# [SOLVED] COMPAQ DX2000 MT PC



## kencoburn (Dec 15, 2007)

I have been given the subject PC and to wipe the disk clean I foolishly formatted the hard drive which had Windows XP Professional installed before backing up the motherboard drivers. Needless to day I don't have the original driver disks. I have searched the Internet, including the computer and the motherboard manufacturers web sites but cannot find drivers for the network and audio. The motherboard is a Lite-On Model 08FCh. 

I have the Windows XP Pro disk and I have used that to install the OS.

Can anyone point me in the right direction to download the necessary drivers?


----------



## joeten (Dec 4, 2008)

*Re: COMPAQ DX2000 MT PC*

Hi, there is a driver for both here Drivers & Software for HP Compaq dx2000 Microtower PC - HP Support Center. going back to 2003.


----------



## oscer1 (Jan 27, 2010)

*Re: COMPAQ DX2000 MT PC*

hi your drivers should be here Drivers & Software for HP Compaq dx2000 Base Model Microtower PC - HP Support Center. 

EDIT: beat me to it


----------



## kencoburn (Dec 15, 2007)

*Re: COMPAQ DX2000 MT PC*

Thank you both for responding so quickly. I had already found that page on the HP support site and tried installing 3 of the listed network driver files but the files I chose did not install properly. One of the files states that there is no Intel device and the Broadcom and Gigabit files failed. Can you be more specific about which files I need for my specific motherboard?


----------



## joeten (Dec 4, 2008)

*Re: COMPAQ DX2000 MT PC*

Check which device it is here is a way to do so http://www.techsupportforum.com/forums/f108/how-to-find-drivers-420583.html


----------



## oscer1 (Jan 27, 2010)

*Re: COMPAQ DX2000 MT PC*

Open the Device Manager 
Right Click on the Device in question 
Properties 
Details Tab 

In XP the VEN_ #### and DEV_ #### is located under Device Instance ID 
In Vista and Win7 the VEN_ #### and DEV_#### is located under Hardware ID
copy and paste the hardware id on next post


----------



## kencoburn (Dec 15, 2007)

*Re: COMPAQ DX2000 MT PC*

I could not copy and paste details to you (no internet connection of HP computer).
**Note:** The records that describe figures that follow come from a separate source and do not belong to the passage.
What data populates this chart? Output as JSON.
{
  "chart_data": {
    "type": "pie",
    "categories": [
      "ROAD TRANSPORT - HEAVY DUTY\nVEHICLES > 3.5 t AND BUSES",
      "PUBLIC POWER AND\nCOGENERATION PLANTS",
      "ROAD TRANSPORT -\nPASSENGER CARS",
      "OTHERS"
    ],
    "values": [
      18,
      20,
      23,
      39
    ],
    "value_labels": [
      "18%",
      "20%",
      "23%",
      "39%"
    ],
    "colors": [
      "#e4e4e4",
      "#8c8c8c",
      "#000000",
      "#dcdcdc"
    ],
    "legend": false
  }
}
However, I have used my other computer to give you these details:
Ethernet: PCI\VEN_8086&DEV_1050 .........
Audio: PCI\VEN_8086&DEV_24D5........
Video: PCI\VEN_8086&DEV_2572......


----------



## oscer1 (Jan 27, 2010)

*Re: COMPAQ DX2000 MT PC*

ethernet https://downloadcenter.intel.com/De...&OSVersion=Windows XP *&DownloadType=Drivers

for the audio whaat happens when you install fron hp site same for video driver? can try this one for audio https://downloadcenter.intel.com/Detail_Desc.aspx?DwnldID=13365

did you install the chipset driver?


----------



## kencoburn (Dec 15, 2007)

*Re: COMPAQ DX2000 MT PC*

I have only tried the network drivers because I wanted to get on the Internet first (so I can use the Internet Driver Update option). I had not installed the chipset drivers and so I gave it a go but the on-screen prompt said I should point to the location when prompted by Windows. I was not prompted by Windows.


----------



## joeten (Dec 4, 2008)

*Re: COMPAQ DX2000 MT PC*

You're a little unclear on what you are doing, the downloads for the drivers are usually either .exe or zip files the zip files need to be unzipped before you can install the .exe just need to be clicked on. So how are you going about installing them ? and you will have problems installing them without first installing the chipset.


----------



## oscer1 (Jan 27, 2010)

*Re: COMPAQ DX2000 MT PC*

the drivers should be in an .exe according to hp. restart computer again and try the chipset driver again


----------



## joeten (Dec 4, 2008)

*Re: COMPAQ DX2000 MT PC*

I thought that, but pointed out the other option, there should be no need to point windows to anything in that case.


----------



## kencoburn (Dec 15, 2007)

*Re: COMPAQ DX2000 MT PC*

The chipset file was a .exe file (SP25989.exe), It did not appear to self install and the only files within the SWSET folder which it creates are .cat and .inf files. However, as Windows has not prompted me for these files I don't see how I can install them. On the other hand, the Device Manager only shows the network, audio and video drivers in the Other Devices section (with question marks).


----------



## joeten (Dec 4, 2008)

*Re: COMPAQ DX2000 MT PC*

Then the chipset should be installed, so install the audio next then the network.


----------



## kencoburn (Dec 15, 2007)

*Re: COMPAQ DX2000 MT PC*

The audio driver installed fine - not shown in the Other Devices list. Which file in the list of network files should I download and install (there is more than one)?


----------



## oscer1 (Jan 27, 2010)

*Re: COMPAQ DX2000 MT PC*

the intel driver


----------



## kencoburn (Dec 15, 2007)

*Re: COMPAQ DX2000 MT PC*

I downloaded and installed the network driver that you gave the link to (above) and it worked fine. I just need to install the final driver for the video controller. I will report back shortly.


----------



## kencoburn (Dec 15, 2007)

*Re: COMPAQ DX2000 MT PC*

I have cleared all the Other Devices entries and everything looks fine. It is getting late (in the UK) and I will test the computer more thoroughly tomorrow. Many thanks for your help.


----------



## joeten (Dec 4, 2008)

*Re: COMPAQ DX2000 MT PC*

You're welcome, hope your not up the same time as me, I need to be looking at bed just now up for 6am.


----------



## oscer1 (Jan 27, 2010)

*Re: COMPAQ DX2000 MT PC*

great job you should be good to go.


----------



## kencoburn (Dec 15, 2007)

*Re: COMPAQ DX2000 MT PC*

Many thanks for your help. I can confirm that all the Other Device entries have cleared and the computer is working fine. I will now log this thread as Solved.


----------



## oscer1 (Jan 27, 2010)

Good job


----------



## joeten (Dec 4, 2008)

Well done.


----------